IEEE Trans Image Process. 2014 Apr;23(4):1706-21. doi: 10.1109/TIP.2014.2307478.
In this paper, we propose an efficient algorithm, called vector field consensus, for establishing robust point correspondences between two sets of points. Our algorithm starts by creating a set of putative correspondences which can contain a very large number of false correspondences, or outliers, in addition to a limited number of true correspondences (inliers). Next, we solve for correspondence by interpolating a vector field between the two point sets, which involves estimating a consensus of inlier points whose matching follows a nonparametric geometrical constraint. We formulate this a maximum a posteriori (MAP) estimation of a Bayesian model with hidden/latent variables indicating whether matches in the putative set are outliers or inliers. We impose nonparametric geometrical constraints on the correspondence, as a prior distribution, using Tikhonov regularizers in a reproducing kernel Hilbert space. MAP estimation is performed by the EM algorithm which by also estimating the variance of the prior model (initialized to a large value) is able to obtain good estimates very quickly (e.g., avoiding many of the local minima inherent in this formulation).
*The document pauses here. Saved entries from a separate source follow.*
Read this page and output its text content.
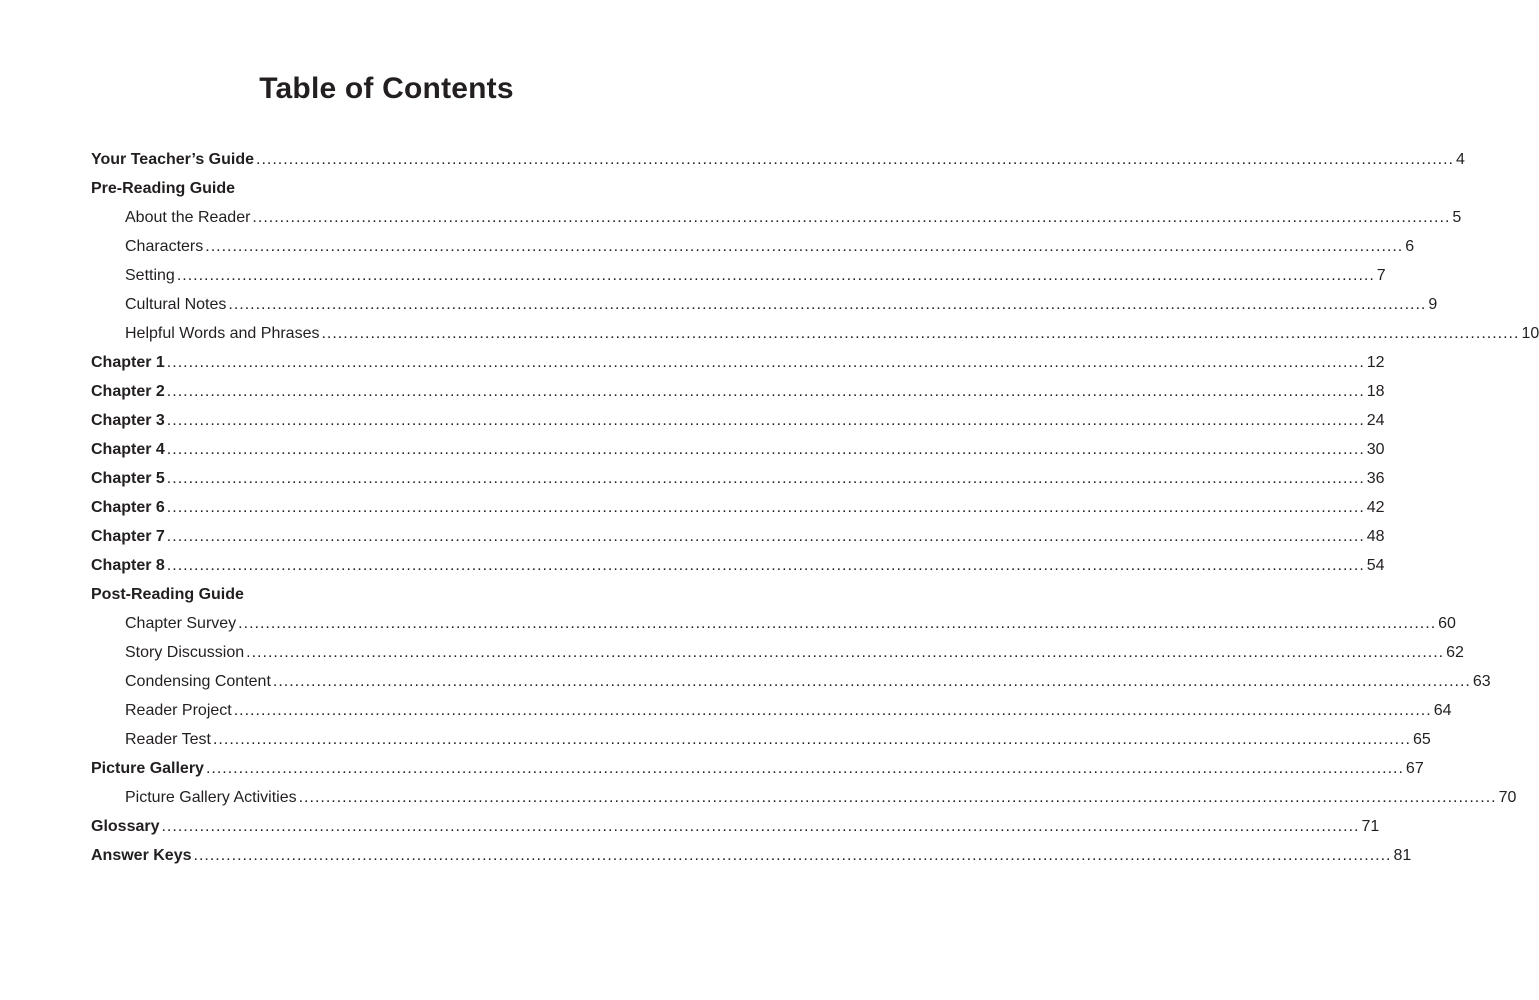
Table of Contents
Your Teacher’s Guide ............................................................................................................................................................................................................................ 4
Pre-Reading Guide
About the Reader ............................................................................................................................................................................................................................ 5
Characters ............................................................................................................................................................................................................................ 6
Setting ............................................................................................................................................................................................................................ 7
Cultural Notes ............................................................................................................................................................................................................................ 9
Helpful Words and Phrases ............................................................................................................................................................................................................................ 10
Chapter 1 ............................................................................................................................................................................................................................ 12
Chapter 2 ............................................................................................................................................................................................................................ 18
Chapter 3 ............................................................................................................................................................................................................................ 24
Chapter 4 ............................................................................................................................................................................................................................ 30
Chapter 5 ............................................................................................................................................................................................................................ 36
Chapter 6 ............................................................................................................................................................................................................................ 42
Chapter 7 ............................................................................................................................................................................................................................ 48
Chapter 8 ............................................................................................................................................................................................................................ 54
Post-Reading Guide
Chapter Survey ............................................................................................................................................................................................................................ 60
Story Discussion ............................................................................................................................................................................................................................ 62
Condensing Content ............................................................................................................................................................................................................................ 63
Reader Project ............................................................................................................................................................................................................................ 64
Reader Test ............................................................................................................................................................................................................................ 65
Picture Gallery ............................................................................................................................................................................................................................ 67
Picture Gallery Activities ............................................................................................................................................................................................................................ 70
Glossary ............................................................................................................................................................................................................................ 71
Answer Keys ............................................................................................................................................................................................................................ 81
We illustrate this method on data sets in 2D and 3D and demonstrate that it is robust to a very large number of outliers (even up to 90%). We also show that in the special case where there is an underlying parametric geometrical model (e.g., the epipolar line constraint) that we obtain better results than standard alternatives like RANSAC if a large number of outliers are present. This suggests a two-stage strategy, where we use our nonparametric model to reduce the size of the putative set and then apply a parametric variant of our approach to estimate the geometric parameters. Our algorithm is computationally efficient and we provide code for others to use it. In addition, our approach is general and can be applied to other problems, such as learning with a badly corrupted training data set.
在本文中,我们提出了一种高效的算法,称为向量场一致算法,用于建立两组点之间的稳健点对应关系。我们的算法首先创建一组假设对应关系,其中除了有限数量的真实对应关系(内点)之外,还可以包含大量的错误对应关系或外点。接下来,我们通过在两个点集之间插值向量场来求解对应关系,这涉及到估计内点匹配遵循非参数几何约束的共识。我们将此表述为具有隐藏/潜在变量的贝叶斯模型的最大后验(MAP)估计,这些变量指示假设集中的匹配是外点还是内点。我们使用再生核希尔伯特空间中的 Tikhonov 正则化器,作为先验分布,对对应关系施加非参数几何约束。MAP 估计是通过 EM 算法执行的,该算法还通过估计先验模型的方差(初始化为较大值),能够非常快速地获得良好的估计(例如,避免了这种公式中固有的许多局部最小值)。我们在 2D 和 3D 数据集上展示了这种方法,并证明它对大量外点(甚至高达 90%)具有鲁棒性。我们还表明,在存在底层参数几何模型的特殊情况下(例如,对极线约束),如果存在大量外点,我们的方法比标准替代方法(如 RANSAC)获得更好的结果。这表明了一种两阶段策略,我们使用我们的非参数模型来缩小假设集的大小,然后应用我们方法的参数变体来估计几何参数。我们的算法计算效率高,并提供了代码供其他人使用。此外,我们的方法具有通用性,可以应用于其他问题,例如使用严重损坏的训练数据集进行学习。